Marissa is a domestic worker, mother of three and founding member of The Voice of Domestic Workers an education and campaigning charity calling for justice and rights for Britain’s 16,000 overseas domestic workers. The charity provides educational and community activities for domestic workers – including English language lessons, drama and art classes, and employment advice. It also mounts rescues for domestic workers stuck with abusive employers. Living in the Philippines Marissa just wanted to be a normal mother, working, earning a salary, which would enable her to look after her children, feed and clothe them and be able to pay for hospital treatment when necessary. Finding this impossible to do Marissa, like many women living in the Philippines, left her children to become a domestic worker first in Singapore, then Hong Kong and eventually London. During this time she experienced different kinds of abuse including financial and sexual harassment but eventually found a family who treated her well. “Not everyone has the courage to fight” so she fights on behalf of domestic workers in the UK, helping them to flee abusive families and find safety.

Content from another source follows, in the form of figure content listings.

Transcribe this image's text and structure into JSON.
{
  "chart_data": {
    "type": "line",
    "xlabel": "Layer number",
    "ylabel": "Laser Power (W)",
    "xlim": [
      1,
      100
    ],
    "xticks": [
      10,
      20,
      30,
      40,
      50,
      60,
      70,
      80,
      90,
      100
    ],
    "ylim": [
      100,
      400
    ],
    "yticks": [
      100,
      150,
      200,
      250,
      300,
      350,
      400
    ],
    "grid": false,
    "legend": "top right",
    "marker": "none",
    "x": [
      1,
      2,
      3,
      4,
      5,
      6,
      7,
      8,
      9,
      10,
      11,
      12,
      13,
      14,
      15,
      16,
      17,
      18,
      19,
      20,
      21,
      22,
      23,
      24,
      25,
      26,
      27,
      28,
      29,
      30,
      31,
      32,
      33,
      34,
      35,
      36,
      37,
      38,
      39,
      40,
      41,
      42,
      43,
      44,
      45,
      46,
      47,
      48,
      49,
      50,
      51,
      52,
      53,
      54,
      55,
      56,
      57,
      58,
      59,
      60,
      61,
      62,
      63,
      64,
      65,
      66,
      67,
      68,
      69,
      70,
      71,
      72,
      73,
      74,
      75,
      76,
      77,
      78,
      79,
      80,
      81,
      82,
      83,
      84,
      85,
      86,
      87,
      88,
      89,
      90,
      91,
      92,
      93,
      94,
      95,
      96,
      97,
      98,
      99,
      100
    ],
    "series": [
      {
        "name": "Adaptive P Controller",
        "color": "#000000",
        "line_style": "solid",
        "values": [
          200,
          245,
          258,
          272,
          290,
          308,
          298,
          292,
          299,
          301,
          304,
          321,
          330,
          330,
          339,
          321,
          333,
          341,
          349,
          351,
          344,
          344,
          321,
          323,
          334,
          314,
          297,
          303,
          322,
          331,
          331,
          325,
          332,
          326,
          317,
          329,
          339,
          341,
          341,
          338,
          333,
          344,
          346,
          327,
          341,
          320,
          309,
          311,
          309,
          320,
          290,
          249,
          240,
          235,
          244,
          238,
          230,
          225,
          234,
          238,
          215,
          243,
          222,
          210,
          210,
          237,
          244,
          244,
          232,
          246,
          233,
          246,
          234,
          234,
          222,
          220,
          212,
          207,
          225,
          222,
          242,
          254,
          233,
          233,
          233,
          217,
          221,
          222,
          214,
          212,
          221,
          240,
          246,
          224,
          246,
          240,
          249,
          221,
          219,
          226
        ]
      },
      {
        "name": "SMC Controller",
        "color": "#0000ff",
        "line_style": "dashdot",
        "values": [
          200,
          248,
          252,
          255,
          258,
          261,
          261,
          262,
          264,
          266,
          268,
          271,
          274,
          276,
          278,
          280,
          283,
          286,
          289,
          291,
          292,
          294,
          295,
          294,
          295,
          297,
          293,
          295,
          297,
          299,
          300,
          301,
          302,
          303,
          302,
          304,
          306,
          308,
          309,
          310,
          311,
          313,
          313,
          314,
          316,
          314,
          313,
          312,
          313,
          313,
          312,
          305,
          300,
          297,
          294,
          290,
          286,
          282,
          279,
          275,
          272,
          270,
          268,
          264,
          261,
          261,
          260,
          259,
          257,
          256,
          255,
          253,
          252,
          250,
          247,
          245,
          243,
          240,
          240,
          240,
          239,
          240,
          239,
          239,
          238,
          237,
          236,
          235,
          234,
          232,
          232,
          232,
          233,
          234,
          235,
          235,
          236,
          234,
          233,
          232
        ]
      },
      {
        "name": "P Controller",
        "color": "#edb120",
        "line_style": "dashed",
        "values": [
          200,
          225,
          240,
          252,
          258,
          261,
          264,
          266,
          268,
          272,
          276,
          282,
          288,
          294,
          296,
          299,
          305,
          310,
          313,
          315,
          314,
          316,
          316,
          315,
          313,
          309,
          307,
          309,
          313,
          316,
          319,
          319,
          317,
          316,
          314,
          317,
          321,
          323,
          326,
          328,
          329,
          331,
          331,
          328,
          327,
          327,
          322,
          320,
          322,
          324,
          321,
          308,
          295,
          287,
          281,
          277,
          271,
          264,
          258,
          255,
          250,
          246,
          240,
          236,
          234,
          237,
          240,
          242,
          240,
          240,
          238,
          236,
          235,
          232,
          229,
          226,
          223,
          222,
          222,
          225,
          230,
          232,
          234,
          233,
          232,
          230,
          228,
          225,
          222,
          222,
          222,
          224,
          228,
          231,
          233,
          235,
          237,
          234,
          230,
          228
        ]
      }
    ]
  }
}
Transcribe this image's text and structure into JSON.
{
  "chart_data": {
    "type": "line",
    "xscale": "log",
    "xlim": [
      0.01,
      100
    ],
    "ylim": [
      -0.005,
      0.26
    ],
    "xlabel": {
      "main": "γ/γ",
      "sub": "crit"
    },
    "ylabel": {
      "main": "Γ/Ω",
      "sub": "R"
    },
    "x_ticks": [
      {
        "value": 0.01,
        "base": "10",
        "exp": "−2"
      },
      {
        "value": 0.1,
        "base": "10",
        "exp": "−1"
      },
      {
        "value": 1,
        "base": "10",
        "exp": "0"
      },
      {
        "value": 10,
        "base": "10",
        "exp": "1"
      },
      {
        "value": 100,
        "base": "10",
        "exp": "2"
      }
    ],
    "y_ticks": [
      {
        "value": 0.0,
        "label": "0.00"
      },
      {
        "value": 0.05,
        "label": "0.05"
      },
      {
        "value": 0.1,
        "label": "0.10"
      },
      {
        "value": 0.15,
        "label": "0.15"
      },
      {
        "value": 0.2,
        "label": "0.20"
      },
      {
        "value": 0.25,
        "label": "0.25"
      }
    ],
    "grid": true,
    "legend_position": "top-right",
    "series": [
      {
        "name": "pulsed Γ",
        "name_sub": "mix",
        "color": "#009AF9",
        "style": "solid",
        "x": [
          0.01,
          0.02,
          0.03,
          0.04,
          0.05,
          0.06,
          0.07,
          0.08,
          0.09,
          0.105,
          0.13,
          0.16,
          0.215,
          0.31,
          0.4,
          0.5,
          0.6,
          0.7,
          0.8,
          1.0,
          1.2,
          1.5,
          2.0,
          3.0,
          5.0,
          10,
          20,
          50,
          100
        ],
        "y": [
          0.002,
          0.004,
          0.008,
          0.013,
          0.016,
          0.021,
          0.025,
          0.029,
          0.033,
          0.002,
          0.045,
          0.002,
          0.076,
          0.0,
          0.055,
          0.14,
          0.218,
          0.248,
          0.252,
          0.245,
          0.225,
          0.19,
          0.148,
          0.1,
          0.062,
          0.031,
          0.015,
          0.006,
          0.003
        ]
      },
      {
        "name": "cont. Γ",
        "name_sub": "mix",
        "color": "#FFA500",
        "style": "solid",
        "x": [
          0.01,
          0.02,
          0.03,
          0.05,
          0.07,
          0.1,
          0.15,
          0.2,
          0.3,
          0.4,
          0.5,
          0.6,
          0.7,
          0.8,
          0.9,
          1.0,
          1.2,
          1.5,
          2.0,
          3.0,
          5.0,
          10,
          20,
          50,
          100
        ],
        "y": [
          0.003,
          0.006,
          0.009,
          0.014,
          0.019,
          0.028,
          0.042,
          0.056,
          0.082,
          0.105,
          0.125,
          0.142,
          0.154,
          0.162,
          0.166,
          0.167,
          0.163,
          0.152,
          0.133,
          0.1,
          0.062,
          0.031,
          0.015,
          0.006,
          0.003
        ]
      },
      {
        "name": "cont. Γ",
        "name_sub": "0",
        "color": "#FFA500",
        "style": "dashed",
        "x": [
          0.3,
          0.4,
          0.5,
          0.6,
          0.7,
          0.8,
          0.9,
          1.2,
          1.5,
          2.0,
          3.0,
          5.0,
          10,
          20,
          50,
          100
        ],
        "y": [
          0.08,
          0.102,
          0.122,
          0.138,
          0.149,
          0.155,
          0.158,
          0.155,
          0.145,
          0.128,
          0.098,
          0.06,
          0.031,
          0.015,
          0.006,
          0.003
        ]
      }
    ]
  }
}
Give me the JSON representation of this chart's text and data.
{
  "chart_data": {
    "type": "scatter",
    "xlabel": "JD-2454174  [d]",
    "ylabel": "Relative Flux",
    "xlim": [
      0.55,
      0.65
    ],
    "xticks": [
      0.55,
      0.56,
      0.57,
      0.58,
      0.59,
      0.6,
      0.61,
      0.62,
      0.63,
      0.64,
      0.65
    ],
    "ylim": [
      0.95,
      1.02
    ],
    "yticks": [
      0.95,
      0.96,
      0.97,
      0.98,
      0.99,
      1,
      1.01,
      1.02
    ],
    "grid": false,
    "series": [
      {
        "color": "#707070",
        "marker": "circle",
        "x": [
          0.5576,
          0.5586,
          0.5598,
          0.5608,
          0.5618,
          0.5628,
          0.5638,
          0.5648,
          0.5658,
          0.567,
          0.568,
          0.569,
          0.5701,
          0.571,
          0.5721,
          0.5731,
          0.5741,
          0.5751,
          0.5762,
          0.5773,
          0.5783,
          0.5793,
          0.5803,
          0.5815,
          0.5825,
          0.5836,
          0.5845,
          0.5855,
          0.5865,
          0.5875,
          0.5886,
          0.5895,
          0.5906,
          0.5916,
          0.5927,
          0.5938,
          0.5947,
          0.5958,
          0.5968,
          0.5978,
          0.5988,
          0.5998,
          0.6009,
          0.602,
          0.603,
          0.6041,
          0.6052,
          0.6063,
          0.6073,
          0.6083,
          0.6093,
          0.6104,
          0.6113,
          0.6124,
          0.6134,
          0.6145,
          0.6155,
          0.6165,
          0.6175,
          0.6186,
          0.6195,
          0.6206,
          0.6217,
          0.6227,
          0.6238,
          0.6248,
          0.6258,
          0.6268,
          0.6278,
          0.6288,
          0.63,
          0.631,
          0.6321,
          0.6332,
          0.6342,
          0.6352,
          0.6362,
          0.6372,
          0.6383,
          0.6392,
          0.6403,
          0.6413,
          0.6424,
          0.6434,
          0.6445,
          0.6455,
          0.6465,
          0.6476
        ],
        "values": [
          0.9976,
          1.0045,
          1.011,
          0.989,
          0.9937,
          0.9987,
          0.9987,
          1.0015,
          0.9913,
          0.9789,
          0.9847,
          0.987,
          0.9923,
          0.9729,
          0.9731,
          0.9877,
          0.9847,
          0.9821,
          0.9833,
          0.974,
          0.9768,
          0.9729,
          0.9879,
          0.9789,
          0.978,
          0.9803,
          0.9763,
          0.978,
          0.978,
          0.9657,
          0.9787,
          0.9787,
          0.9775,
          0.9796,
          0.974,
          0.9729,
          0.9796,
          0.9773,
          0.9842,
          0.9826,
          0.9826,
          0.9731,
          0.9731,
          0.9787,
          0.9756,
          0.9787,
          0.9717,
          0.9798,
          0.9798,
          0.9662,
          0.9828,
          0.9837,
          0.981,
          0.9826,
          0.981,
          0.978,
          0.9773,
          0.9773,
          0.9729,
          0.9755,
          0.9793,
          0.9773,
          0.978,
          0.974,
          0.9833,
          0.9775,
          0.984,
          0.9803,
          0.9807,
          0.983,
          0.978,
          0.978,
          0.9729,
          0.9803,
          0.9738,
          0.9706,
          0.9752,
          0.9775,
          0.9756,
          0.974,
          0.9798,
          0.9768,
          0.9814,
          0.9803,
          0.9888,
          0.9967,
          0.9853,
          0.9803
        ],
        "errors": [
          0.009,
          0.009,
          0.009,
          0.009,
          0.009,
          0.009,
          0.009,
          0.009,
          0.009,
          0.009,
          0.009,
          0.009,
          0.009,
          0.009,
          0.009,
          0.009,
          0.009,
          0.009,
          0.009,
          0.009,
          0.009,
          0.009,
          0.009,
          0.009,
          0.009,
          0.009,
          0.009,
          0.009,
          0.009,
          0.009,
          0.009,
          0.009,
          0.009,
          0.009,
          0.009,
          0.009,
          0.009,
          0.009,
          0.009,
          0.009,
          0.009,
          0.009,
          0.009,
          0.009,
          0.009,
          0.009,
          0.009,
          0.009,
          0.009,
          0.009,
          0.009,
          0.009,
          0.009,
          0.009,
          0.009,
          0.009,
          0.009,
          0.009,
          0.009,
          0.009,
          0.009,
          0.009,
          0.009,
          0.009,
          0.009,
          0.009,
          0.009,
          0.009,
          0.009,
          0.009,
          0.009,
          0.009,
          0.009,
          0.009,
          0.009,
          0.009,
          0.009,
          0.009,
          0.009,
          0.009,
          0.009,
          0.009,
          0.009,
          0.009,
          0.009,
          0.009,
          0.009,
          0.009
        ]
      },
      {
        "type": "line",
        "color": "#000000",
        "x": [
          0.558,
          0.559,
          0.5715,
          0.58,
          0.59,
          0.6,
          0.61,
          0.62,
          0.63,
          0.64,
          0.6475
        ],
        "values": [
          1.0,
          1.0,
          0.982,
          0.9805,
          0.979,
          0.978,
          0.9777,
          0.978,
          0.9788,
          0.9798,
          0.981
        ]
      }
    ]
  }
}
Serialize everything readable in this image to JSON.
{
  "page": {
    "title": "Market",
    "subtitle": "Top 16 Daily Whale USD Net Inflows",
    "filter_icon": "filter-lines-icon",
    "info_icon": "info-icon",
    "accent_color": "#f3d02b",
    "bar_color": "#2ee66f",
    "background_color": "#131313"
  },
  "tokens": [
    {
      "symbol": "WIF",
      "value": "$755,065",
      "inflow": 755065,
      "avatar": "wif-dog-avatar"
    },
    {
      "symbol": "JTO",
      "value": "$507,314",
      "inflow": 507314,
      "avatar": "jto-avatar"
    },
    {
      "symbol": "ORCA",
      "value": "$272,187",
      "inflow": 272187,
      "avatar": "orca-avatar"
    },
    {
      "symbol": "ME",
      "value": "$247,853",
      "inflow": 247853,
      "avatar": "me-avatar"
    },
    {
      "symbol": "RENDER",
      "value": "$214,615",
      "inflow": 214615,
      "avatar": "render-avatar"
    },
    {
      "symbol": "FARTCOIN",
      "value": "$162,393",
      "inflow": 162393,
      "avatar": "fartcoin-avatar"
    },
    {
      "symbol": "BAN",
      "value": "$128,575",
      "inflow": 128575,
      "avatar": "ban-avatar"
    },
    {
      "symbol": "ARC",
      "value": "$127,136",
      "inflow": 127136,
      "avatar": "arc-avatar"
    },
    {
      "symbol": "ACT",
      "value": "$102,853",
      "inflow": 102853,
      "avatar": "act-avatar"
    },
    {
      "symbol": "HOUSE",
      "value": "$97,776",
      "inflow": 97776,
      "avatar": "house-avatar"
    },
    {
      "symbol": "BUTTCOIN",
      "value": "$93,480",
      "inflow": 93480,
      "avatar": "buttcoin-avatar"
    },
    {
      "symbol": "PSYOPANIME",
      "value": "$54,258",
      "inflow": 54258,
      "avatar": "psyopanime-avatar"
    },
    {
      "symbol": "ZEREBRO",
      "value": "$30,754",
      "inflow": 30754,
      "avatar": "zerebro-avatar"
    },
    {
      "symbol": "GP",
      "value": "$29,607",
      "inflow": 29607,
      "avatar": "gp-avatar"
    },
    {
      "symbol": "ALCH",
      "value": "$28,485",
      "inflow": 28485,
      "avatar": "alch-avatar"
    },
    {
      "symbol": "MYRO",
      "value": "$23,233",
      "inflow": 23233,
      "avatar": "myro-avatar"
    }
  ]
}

“We are weak as individuals, stronger as a collective.”
Domestic workers are undervalued by society, but Marissa sees them as the ‘fuel of the economy’ and wants them to be recognised as such. Marissa shares her journey as a domestic worker, the challenges that changes to government policy have had on the women she seeks to support, and her fight to ensure that domestic workers are recognised as workers.
Members of The Voice of Domestic Workers network, Future Voices, were featured on the BBC World Service documentary, ‘Other People’s Children’.